Récemment, je tombe souvent sur des posts où des adultes expliquent en détail à quel point les enfants les dérangent. Les pleurs dans l’avion. Les jérémiades au restaurant. Les courses dans le centre commercial. Sous ces commentaires, un chœur se forme toujours pour confirmer :
oui, les enfants sont agaçants, les parents irresponsables, et le monde insupportable.
Je ne sais pas à quoi s’attendent ces posts. À de la sympathie ? De la compassion ? Pour ma part, ils ne suscitent rien de tout ça. Au contraire : je me dis vite que c’est l’auteur du post que je ne pourrais pas supporter longtemps, par exemple lors d’une conversation.
Je comprends que les pleurs sont bruyants. Qu’après une longue journée de travail, on souhaite du calme. Qu’un dîner au restaurant ne s’accorde pas toujours avec un caprice en pleine crise. Mais c’est là que commence l’âge adulte : reconnaître que le monde n’est pas un service personnalisé.
Un enfant apprend encore à exister
Il découvre comment fonctionne son corps, comment gérer la faim, la fatigue, la déception. Il apprend à réguler ses émotions, à respecter les normes sociales, à savoir quand se taire et quand s’exprimer. Ce n’est pas une mise à jour qu’on télécharge du jour au lendemain. C’est un long processus, plein d’essais et d’erreurs. Trial and error. Beaucoup d’erreurs.
Les pleurs font partie de cet apprentissage. Ce sont des émotions débordantes, un contrôle de soi encore en construction. Ce n’est pas de la manipulation, ni une provocation délibérée, mais un stade de développement. Ce n’est pas un défaut, c’est un état.
Ce que je trouve plus difficile à comprendre, c’est quand un adulte estime avoir le droit d’exiger que l’espace public serve toujours et en toutes circonstances son confort. Comme si le café, l’avion, le parc ou le restaurant étaient une bulle insonorisée et stérile où seules ses envies comptent.

L’espace public est par définition commun. Le « commun » signifie que d’autres sont là aussi. Dans des situations de vie différentes, avec des systèmes nerveux différents, des priorités différentes.
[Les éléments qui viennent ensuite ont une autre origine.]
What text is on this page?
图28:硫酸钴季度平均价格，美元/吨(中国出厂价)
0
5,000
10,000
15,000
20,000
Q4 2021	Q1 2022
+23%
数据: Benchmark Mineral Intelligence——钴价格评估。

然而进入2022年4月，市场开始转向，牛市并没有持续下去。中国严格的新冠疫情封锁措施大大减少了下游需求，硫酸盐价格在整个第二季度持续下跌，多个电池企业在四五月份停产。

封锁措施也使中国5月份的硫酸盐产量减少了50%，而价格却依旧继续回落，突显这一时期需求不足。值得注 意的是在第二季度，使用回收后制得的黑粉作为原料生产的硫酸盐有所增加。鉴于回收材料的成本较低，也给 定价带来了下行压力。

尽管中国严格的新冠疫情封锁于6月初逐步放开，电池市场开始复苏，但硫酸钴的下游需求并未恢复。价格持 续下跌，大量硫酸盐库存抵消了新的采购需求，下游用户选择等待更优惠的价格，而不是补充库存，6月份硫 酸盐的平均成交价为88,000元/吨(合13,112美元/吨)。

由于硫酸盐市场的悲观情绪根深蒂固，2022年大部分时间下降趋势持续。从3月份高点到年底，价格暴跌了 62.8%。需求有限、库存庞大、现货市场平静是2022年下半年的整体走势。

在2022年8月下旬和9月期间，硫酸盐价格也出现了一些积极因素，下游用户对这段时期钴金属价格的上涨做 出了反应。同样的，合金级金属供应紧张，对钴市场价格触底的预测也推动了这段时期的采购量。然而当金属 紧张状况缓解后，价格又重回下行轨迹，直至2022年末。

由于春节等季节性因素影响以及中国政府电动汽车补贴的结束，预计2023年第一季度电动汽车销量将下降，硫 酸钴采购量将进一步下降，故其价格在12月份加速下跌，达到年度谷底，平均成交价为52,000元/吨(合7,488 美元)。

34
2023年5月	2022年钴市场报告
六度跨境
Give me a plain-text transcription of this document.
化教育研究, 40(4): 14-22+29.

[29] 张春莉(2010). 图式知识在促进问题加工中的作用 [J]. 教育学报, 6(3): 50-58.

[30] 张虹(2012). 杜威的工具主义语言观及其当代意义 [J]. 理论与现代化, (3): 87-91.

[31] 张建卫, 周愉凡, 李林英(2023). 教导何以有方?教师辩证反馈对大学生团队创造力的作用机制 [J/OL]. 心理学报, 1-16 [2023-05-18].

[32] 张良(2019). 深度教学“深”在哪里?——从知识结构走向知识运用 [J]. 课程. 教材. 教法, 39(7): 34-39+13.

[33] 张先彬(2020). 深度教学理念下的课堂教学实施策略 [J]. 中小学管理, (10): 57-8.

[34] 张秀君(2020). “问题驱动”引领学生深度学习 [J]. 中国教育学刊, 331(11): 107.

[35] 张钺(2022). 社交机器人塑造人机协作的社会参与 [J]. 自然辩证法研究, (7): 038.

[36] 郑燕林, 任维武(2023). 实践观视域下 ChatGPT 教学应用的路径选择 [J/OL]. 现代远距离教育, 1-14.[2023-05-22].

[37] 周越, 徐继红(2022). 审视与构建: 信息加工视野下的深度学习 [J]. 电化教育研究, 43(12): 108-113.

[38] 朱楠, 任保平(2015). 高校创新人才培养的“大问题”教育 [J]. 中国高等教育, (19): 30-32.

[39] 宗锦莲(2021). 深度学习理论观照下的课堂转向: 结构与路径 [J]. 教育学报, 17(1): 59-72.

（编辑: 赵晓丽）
Des personnes âgées, des ados, des touristes, des bébés.
L’espace collectif n’est pas un luxe, c’est une pratique de vie ensemble.
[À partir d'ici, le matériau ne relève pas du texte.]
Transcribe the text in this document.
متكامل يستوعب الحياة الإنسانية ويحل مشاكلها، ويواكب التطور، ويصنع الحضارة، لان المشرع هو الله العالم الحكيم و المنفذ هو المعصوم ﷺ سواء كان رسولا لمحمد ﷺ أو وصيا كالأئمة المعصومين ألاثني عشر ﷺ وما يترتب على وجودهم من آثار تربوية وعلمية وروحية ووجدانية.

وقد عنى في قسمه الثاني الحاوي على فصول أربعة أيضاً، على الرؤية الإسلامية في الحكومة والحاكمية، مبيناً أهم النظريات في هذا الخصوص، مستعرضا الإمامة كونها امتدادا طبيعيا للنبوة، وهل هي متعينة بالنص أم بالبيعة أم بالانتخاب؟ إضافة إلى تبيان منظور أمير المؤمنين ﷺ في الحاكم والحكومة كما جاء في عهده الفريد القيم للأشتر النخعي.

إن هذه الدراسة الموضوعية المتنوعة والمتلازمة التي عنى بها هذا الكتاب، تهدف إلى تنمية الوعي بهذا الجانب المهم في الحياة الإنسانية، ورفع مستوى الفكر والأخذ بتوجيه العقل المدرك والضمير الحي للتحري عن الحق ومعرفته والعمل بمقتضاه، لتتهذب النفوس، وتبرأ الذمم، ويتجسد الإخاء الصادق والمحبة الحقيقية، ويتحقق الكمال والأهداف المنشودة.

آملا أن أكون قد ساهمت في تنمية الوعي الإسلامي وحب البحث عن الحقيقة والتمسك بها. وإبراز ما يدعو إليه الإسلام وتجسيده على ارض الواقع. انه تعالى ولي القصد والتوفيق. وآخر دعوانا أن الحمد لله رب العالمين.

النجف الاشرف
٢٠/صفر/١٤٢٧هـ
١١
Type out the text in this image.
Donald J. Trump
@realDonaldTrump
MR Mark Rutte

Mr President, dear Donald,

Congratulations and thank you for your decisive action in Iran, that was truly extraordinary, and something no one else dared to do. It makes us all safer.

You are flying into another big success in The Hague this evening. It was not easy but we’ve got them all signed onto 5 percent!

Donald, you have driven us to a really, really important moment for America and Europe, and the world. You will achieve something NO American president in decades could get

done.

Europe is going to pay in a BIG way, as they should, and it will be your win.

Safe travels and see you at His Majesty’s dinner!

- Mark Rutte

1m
Je trouve ironique quand quelqu’un écrit longuement et avec colère combien il est scandaleux qu’un enfant de trois ans ne puisse pas rester silencieux pendant quarante minutes. Puis ce même adulte ne supporte pas dix minutes d’inconfort sans ressentir le besoin de se plaindre en ligne.
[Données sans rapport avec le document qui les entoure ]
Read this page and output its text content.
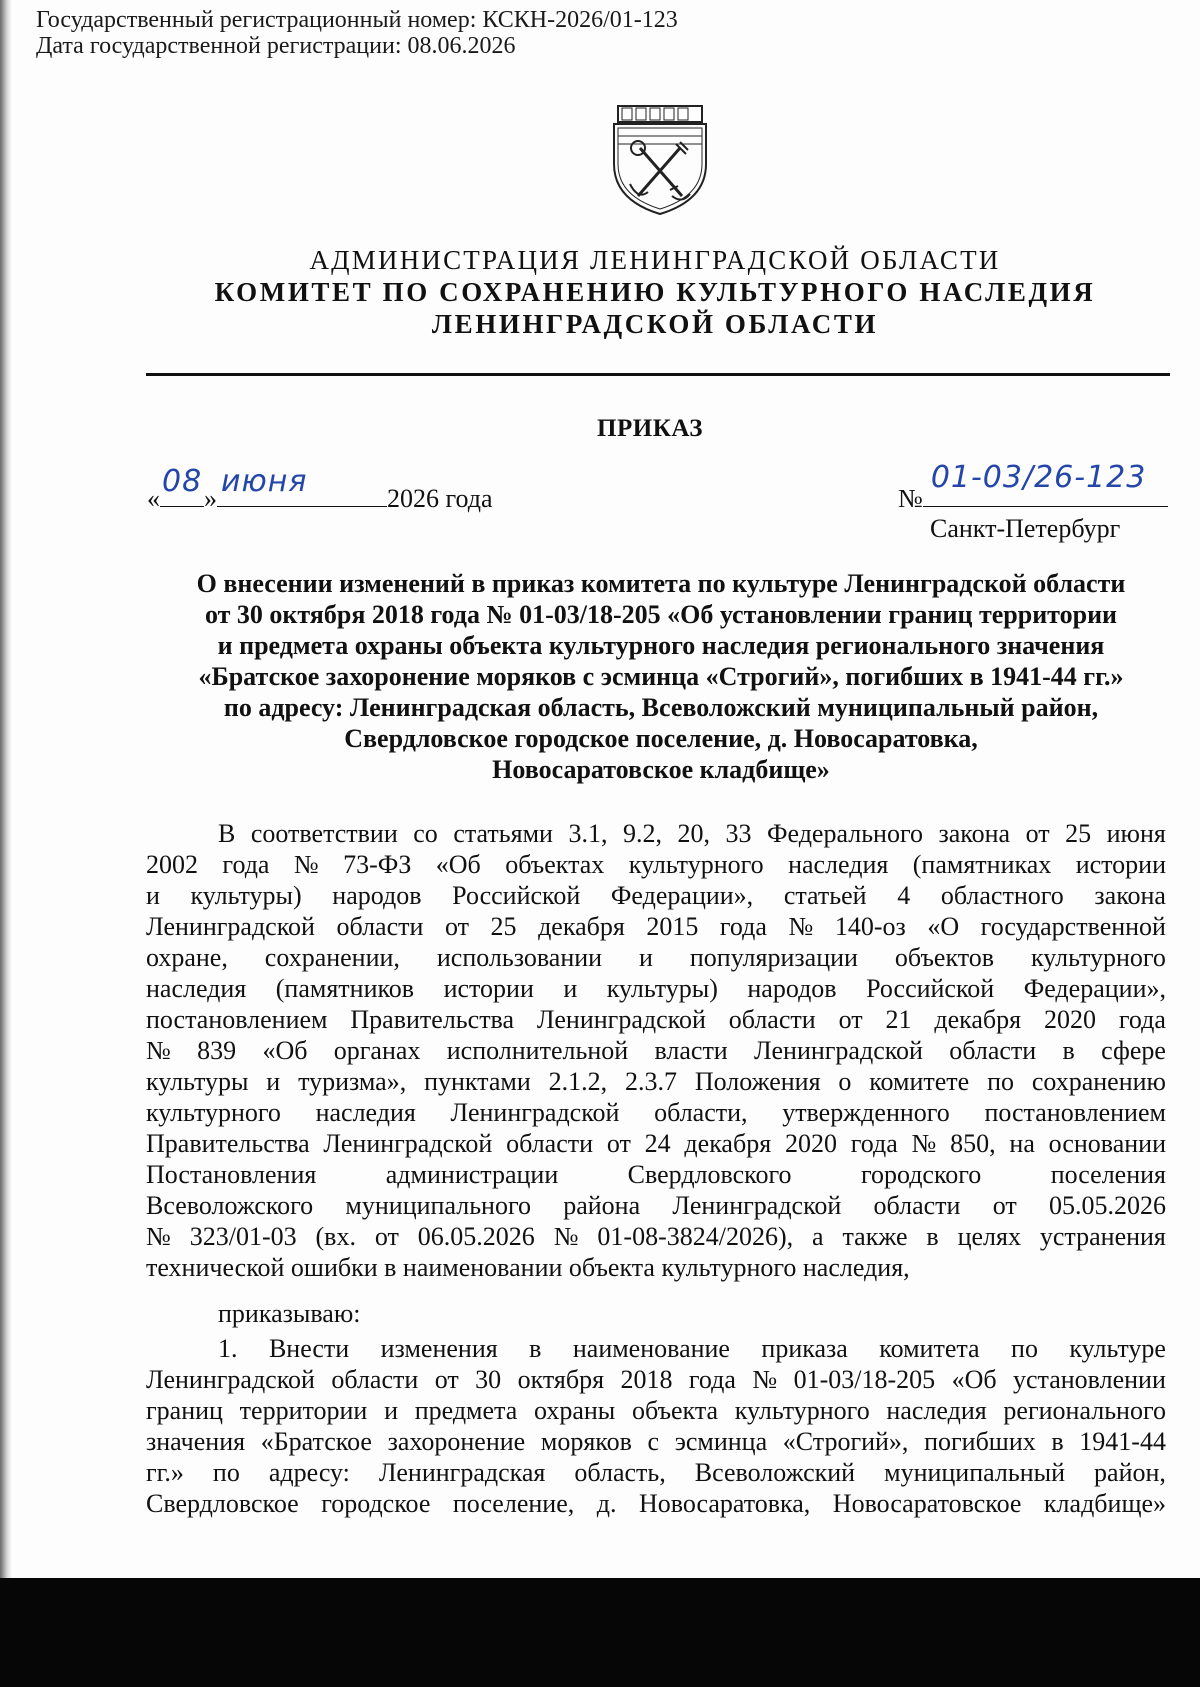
Государственный регистрационный номер: КСКН-2026/01-123
Дата государственной регистрации: 08.06.2026
АДМИНИСТРАЦИЯ ЛЕНИНГРАДСКОЙ ОБЛАСТИ
КОМИТЕТ ПО СОХРАНЕНИЮ КУЛЬТУРНОГО НАСЛЕДИЯ
ЛЕНИНГРАДСКОЙ ОБЛАСТИ
ПРИКАЗ
« 08 » июня	2026 года	№
01-03/26-123
Санкт-Петербург
О внесении изменений в приказ комитета по культуре Ленинградской области
от 30 октября 2018 года № 01-03/18-205 «Об установлении границ территории
и предмета охраны объекта культурного наследия регионального значения
«Братское захоронение моряков с эсминца «Строгий», погибших в 1941-44 гг.»
по адресу: Ленинградская область, Всеволожский муниципальный район,
Свердловское городское поселение, д. Новосаратовка,
Новосаратовское кладбище»
В соответствии со статьями 3.1, 9.2, 20, 33 Федерального закона от 25 июня
2002 года № 73-ФЗ «Об объектах культурного наследия (памятниках истории
и культуры) народов Российской Федерации», статьей 4 областного закона
Ленинградской области от 25 декабря 2015 года № 140-оз «О государственной
охране, сохранении, использовании и популяризации объектов культурного
наследия (памятников истории и культуры) народов Российской Федерации»,
постановлением Правительства Ленинградской области от 21 декабря 2020 года
№ 839 «Об органах исполнительной власти Ленинградской области в сфере
культуры и туризма», пунктами 2.1.2, 2.3.7 Положения о комитете по сохранению
культурного наследия Ленинградской области, утвержденного постановлением
Правительства Ленинградской области от 24 декабря 2020 года № 850, на основании
Постановления	администрации	Свердловского	городского	поселения
Всеволожского муниципального района Ленинградской области от 05.05.2026
№ 323/01-03 (вх. от 06.05.2026 № 01-08-3824/2026), а также в целях устранения
технической ошибки в наименовании объекта культурного наследия,
приказываю:
1. Внести изменения в наименование приказа комитета по культуре
Ленинградской области от 30 октября 2018 года № 01-03/18-205 «Об установлении
границ территории и предмета охраны объекта культурного наследия регионального
значения «Братское захоронение моряков с эсминца «Строгий», погибших в 1941-44
гг.» по адресу: Ленинградская область, Всеволожский муниципальный район,
Свердловское городское поселение, д. Новосаратовка, Новосаратовское кладбище»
Si quelqu’un pense vraiment que le monde doit s’adapter à sa zone de confort, pour moi, il ressemble bien plus à un enfant capricieux qu’à un enfant qui apprend à ne pas l’être.
On peut ne pas aimer le brouhaha des enfants. On peut choisir consciemment une vie sans enfants. On peut chercher des lieux calmes, des restaurants, hôtels, cinémas réservés aux adultes. Ce sont des choix légitimes. Mais on ne peut pas réorganiser toute la société parce que quelqu’un est dérangé par une phase de développement.
Les enfants ne sont pas des invités dans ce monde
Ils ne sont pas des perturbateurs temporaires à garder entre quatre murs jusqu’à ce qu’ils deviennent « prêts ». Ils font partie de la communauté, comme tout le monde. Leur présence est parfois bruyante, parfois chaotique, mais toujours légitime.
Ainsi, à ceux qui écrivent régulièrement qu’ils ne supportent pas les enfants qui pleurent, je dirais simplement : peut-être faudrait-il réfléchir à qui se comporte vraiment de manière immature. Si un léger inconfort vous déstabilise autant, ce n’est pas le problème de l’enfant.
Et si quelqu’un devient aussi capricieux parce qu’il y a d’autres personnes autour de lui, peut-être devrait-il suivre son propre conseil et rester chez lui. Car si un adulte ne peut pas accepter que le monde ne tourne pas autour de lui, ce n’est pas aux enfants de pleurer plus doucement, mais à lui de grandir un peu.